Now I generally follow constructivist ideas, but I don’t believe that we should focus on a naive constructivist pedagogy. The issue is not knowing, even if you find a way to construct your knowledge. It is all about doing and the way that knowledge enables you to do things. I believe Wieman is advocating for teaching methods that promote this type of knowledge use. If you use constructivist pedagogy, but remain focused on only a body of knowledge, your results will not substantially improve. What Wieman points out about learning reinforces the notion that our brains are wired for action, in ways that link learning and motor control. We are not made to know only, but to know in the process of doing.
A second point, this also illustrates another case that was demonstrated by Engel (2010) and is relevant here. Engel noted that “developmental precursors don’t always resemble the skill to which they are leading”. (I’ve discussed this here.) Students who are learning in Wieman’s physics lab are:
focused intently on solving real physics problems, and I (Wieman) regularly probe how they’re thinking and give them guidance to make it more expert-like. After a few years in that environment they turn into experts, not because there is something magic in the air in the research lab but because they are engaged in exactly the cognitive processes that are required for developing expert competence.

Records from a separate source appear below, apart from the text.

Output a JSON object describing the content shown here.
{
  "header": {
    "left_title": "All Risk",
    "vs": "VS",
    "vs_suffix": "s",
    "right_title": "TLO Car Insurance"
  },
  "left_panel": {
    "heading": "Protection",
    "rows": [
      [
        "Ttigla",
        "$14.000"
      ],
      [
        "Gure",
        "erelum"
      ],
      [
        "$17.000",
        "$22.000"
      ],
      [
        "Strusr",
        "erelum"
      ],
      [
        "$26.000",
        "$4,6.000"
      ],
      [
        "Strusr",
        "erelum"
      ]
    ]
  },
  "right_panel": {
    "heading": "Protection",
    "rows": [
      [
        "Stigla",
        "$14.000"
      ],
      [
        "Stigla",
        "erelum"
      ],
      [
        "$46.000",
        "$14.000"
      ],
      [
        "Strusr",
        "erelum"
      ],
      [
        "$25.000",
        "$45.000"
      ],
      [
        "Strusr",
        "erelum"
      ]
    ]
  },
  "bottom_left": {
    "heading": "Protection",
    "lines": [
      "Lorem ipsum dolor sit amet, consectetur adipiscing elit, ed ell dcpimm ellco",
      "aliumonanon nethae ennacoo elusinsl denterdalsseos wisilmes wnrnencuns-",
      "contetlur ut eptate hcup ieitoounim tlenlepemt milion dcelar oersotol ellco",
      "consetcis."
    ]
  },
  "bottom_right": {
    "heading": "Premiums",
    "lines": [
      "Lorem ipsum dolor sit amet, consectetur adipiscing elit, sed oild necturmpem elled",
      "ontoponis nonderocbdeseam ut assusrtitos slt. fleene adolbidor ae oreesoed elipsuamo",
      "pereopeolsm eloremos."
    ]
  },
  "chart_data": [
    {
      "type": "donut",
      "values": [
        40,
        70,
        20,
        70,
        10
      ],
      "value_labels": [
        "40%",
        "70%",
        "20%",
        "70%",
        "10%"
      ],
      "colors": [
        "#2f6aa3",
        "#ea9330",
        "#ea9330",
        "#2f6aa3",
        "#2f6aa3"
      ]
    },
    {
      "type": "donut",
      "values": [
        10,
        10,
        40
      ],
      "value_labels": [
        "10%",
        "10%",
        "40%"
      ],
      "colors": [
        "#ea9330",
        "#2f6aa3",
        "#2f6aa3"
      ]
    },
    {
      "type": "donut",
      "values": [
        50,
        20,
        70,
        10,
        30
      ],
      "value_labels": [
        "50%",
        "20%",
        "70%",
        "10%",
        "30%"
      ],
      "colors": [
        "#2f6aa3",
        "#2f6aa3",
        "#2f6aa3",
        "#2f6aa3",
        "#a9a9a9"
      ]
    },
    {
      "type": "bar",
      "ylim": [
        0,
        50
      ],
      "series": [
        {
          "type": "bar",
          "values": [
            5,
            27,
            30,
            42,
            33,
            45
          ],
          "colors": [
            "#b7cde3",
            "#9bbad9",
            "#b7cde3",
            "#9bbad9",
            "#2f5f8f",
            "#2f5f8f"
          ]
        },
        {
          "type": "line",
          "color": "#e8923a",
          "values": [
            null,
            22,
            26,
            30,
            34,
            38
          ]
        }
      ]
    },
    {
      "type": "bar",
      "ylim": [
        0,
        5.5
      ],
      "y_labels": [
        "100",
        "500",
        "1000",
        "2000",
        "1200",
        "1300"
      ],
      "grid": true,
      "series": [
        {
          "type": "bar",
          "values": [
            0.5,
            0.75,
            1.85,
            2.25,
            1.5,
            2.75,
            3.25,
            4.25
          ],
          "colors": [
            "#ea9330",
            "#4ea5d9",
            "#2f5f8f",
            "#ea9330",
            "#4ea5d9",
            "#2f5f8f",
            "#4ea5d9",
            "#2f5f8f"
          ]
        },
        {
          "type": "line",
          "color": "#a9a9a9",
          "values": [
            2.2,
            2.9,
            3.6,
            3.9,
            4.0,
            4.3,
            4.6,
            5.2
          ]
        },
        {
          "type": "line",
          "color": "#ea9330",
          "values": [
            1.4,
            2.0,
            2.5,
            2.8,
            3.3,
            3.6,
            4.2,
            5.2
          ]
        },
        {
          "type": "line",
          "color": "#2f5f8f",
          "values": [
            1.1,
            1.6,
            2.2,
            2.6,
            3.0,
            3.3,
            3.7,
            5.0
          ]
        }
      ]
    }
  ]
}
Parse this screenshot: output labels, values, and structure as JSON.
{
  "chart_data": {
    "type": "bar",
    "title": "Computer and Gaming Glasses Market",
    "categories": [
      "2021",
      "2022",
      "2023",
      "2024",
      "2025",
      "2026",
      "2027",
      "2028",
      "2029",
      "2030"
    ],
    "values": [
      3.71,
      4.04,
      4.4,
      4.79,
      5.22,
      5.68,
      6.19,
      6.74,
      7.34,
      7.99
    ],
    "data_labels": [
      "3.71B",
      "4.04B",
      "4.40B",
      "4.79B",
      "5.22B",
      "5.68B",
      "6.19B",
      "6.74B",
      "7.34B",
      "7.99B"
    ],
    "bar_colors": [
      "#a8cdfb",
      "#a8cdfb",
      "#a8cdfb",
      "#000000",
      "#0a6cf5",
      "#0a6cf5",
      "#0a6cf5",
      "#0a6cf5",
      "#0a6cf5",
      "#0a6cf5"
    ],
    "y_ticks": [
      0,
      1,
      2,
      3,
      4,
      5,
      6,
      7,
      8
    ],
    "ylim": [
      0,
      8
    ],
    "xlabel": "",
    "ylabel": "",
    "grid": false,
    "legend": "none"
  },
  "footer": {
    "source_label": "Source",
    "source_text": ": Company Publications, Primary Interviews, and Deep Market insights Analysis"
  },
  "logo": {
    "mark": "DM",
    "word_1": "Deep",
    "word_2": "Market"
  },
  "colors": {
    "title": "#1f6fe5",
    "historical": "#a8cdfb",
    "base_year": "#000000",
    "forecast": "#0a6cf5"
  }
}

A diverse body of knowledge is a necessary but insufficient condition. Even though knowledge is necessary, accumulating a body of knowledge is not a developmental precursor of expert performance.
That leaves the question, what does expert practice look like in management; what do successful managers do, how do we get students to think deeply about what to do with management problems, in what cognitive process should they be involved? Overall, I am still an advocate for bridging the academic and the world of practice for students through some type of supervised practicum.